Merck unter Druck: Trump-Zölle belasten Aktienkurs
Die Aktien von Merck erleben derzeit Turbulenzen, da die angekündigten Zölle auf Arzneimittel durch den ehemaligen US-Präsidenten Donald Trump für Verunsicherung sorgen. Auf der Plattform Tradegate fiel der Kurs der Merck-Papiere um 1,1 Prozent auf 105,20 Euro im Vergleich zum Xetra-Schlusskurs, nachdem zuvor ein vorbörslicher Rückgang auf 101 Euro notiert wurde. Das zuvor niedrigste Kursniveau dieses Jahres auf Xetra liegt bei 100,70 Euro.
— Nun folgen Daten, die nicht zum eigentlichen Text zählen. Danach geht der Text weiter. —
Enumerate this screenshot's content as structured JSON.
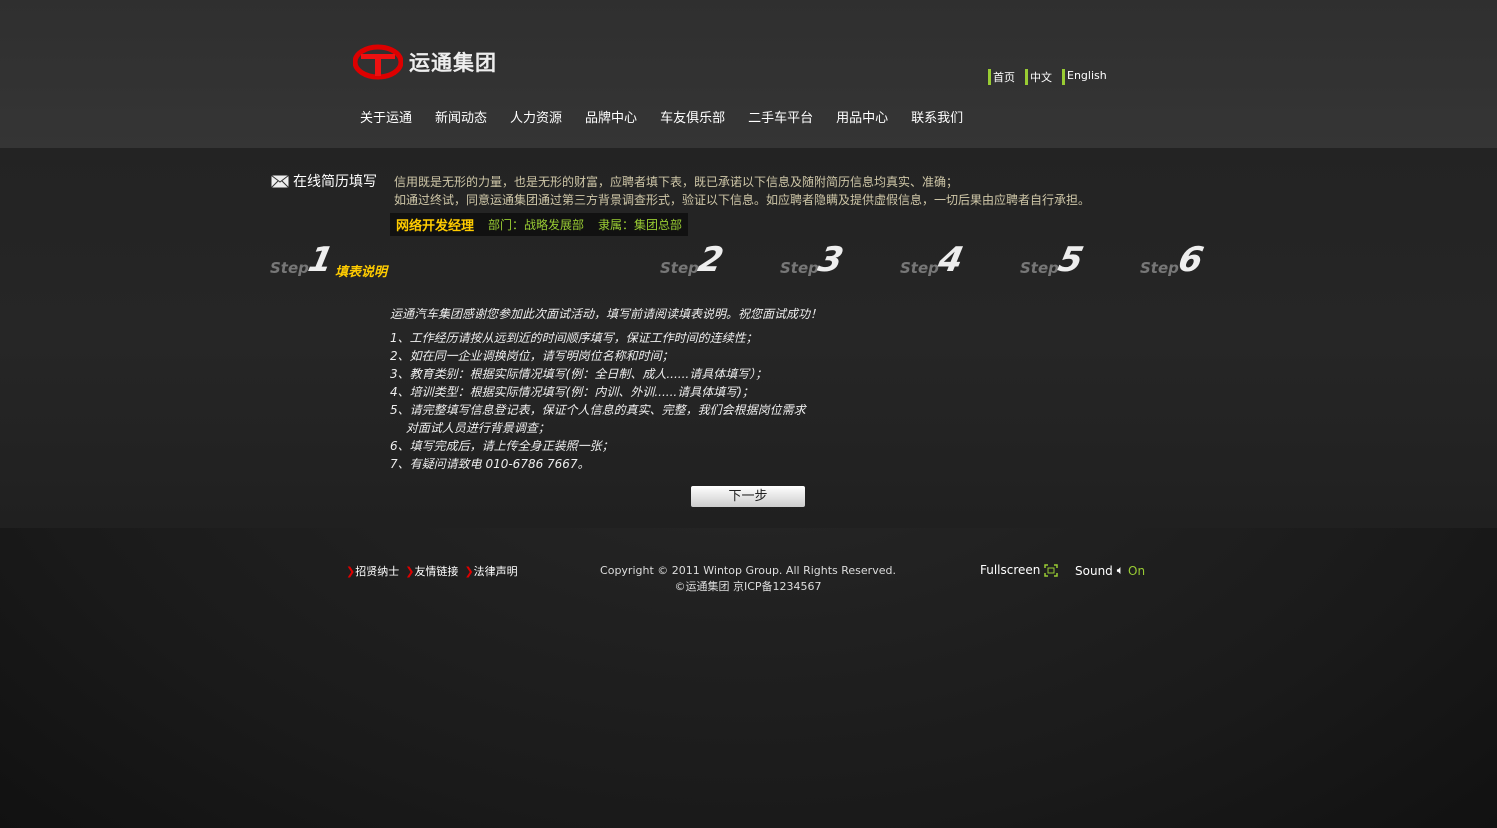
{
  "logo": {
    "text": "运通集团"
  },
  "top_links": [
    "首页",
    "中文",
    "English"
  ],
  "nav": [
    "关于运通",
    "新闻动态",
    "人力资源",
    "品牌中心",
    "车友俱乐部",
    "二手车平台",
    "用品中心",
    "联系我们"
  ],
  "resume": {
    "title": "在线简历填写",
    "intro": [
      "信用既是无形的力量，也是无形的财富，应聘者填下表，既已承诺以下信息及随附简历信息均真实、准确；",
      "如通过终试，同意运通集团通过第三方背景调查形式，验证以下信息。如应聘者隐瞒及提供虚假信息，一切后果由应聘者自行承担。"
    ],
    "job_title": "网络开发经理",
    "department": "部门：战略发展部",
    "affiliation": "隶属：集团总部"
  },
  "steps": {
    "word": "Step",
    "numbers": [
      "1",
      "2",
      "3",
      "4",
      "5",
      "6"
    ],
    "current_label": "填表说明"
  },
  "notes": {
    "head": "运通汽车集团感谢您参加此次面试活动，填写前请阅读填表说明。祝您面试成功！",
    "items": [
      "1、工作经历请按从远到近的时间顺序填写，保证工作时间的连续性；",
      "2、如在同一企业调换岗位，请写明岗位名称和时间；",
      "3、教育类别：根据实际情况填写(例：全日制、成人......请具体填写）；",
      "4、培训类型：根据实际情况填写(例：内训、外训......请具体填写)；",
      "5、请完整填写信息登记表，保证个人信息的真实、完整，我们会根据岗位需求",
      "　 对面试人员进行背景调查；",
      "6、填写完成后，请上传全身正装照一张；",
      "7、有疑问请致电 010-6786 7667。"
    ]
  },
  "next_button": "下一步",
  "footer": {
    "links": [
      "招贤纳士",
      "友情链接",
      "法律声明"
    ],
    "copyright": "Copyright © 2011 Wintop Group. All Rights Reserved.",
    "icp": "©运通集团  京ICP备1234567",
    "fullscreen": "Fullscreen",
    "sound": "Sound",
    "sound_state": "On"
  }
}
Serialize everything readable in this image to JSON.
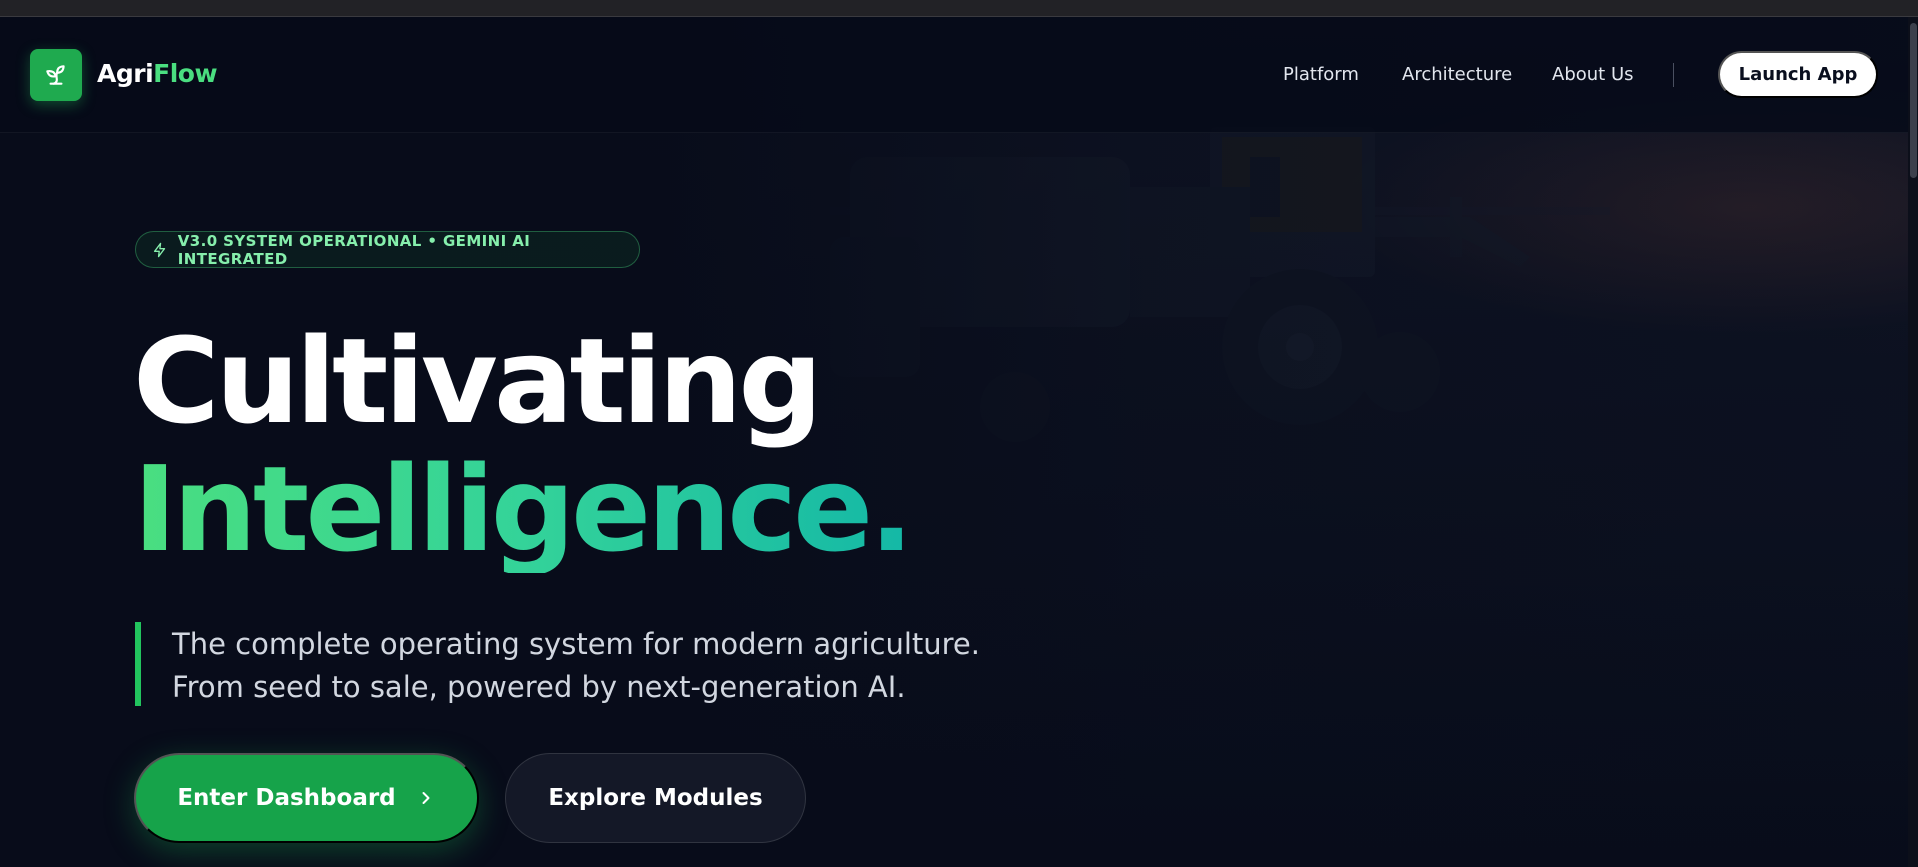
{
  "brand": {
    "name_part1": "Agri",
    "name_part2": "Flow",
    "accent_color": "#4ade80",
    "logo_icon": "sprout-icon"
  },
  "nav": {
    "links": [
      "Platform",
      "Architecture",
      "About Us"
    ],
    "cta_label": "Launch App"
  },
  "hero": {
    "status_icon": "zap-icon",
    "status_text": "V3.0 SYSTEM OPERATIONAL • GEMINI AI INTEGRATED",
    "headline_line1": "Cultivating",
    "headline_line2": "Intelligence.",
    "tagline_line1": "The complete operating system for modern agriculture.",
    "tagline_line2": "From seed to sale, powered by next-generation AI.",
    "primary_cta": "Enter Dashboard",
    "primary_cta_icon": "chevron-right-icon",
    "secondary_cta": "Explore Modules",
    "background_image": "tractor-field-at-dusk"
  },
  "colors": {
    "primary_green": "#16a34a",
    "gradient_start": "#4ade80",
    "gradient_end": "#14b8a6",
    "background": "#080d1c"
  }
}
Sollte der Kurs unter diese Marke fallen, wäre er auf dem niedrigsten Stand seit Beginn der Corona-Krise Anfang 2020. Damals lag der Aktienkurs deutlich unter 100 Euro.
In den Jahren nach dem pandemiebedingten Rückgang konnten sich die Merck-Aktien erholen und erklommen Ende 2021 ein Rekordhoch von 231,50 Euro. Seither befindet sich die Aktie jedoch im Abwärtstrend und hat im laufenden Jahr bereits 24 Prozent an Wert verloren. Mit einer aktuellen Marktkapitalisierung von rund 46 Milliarden Euro ist Merck aus der Liste der zehn wertvollsten deutschen Unternehmen gefallen, obwohl das Unternehmen Ende 2021 mit fast 100 Milliarden Euro noch auf Platz 5 lag.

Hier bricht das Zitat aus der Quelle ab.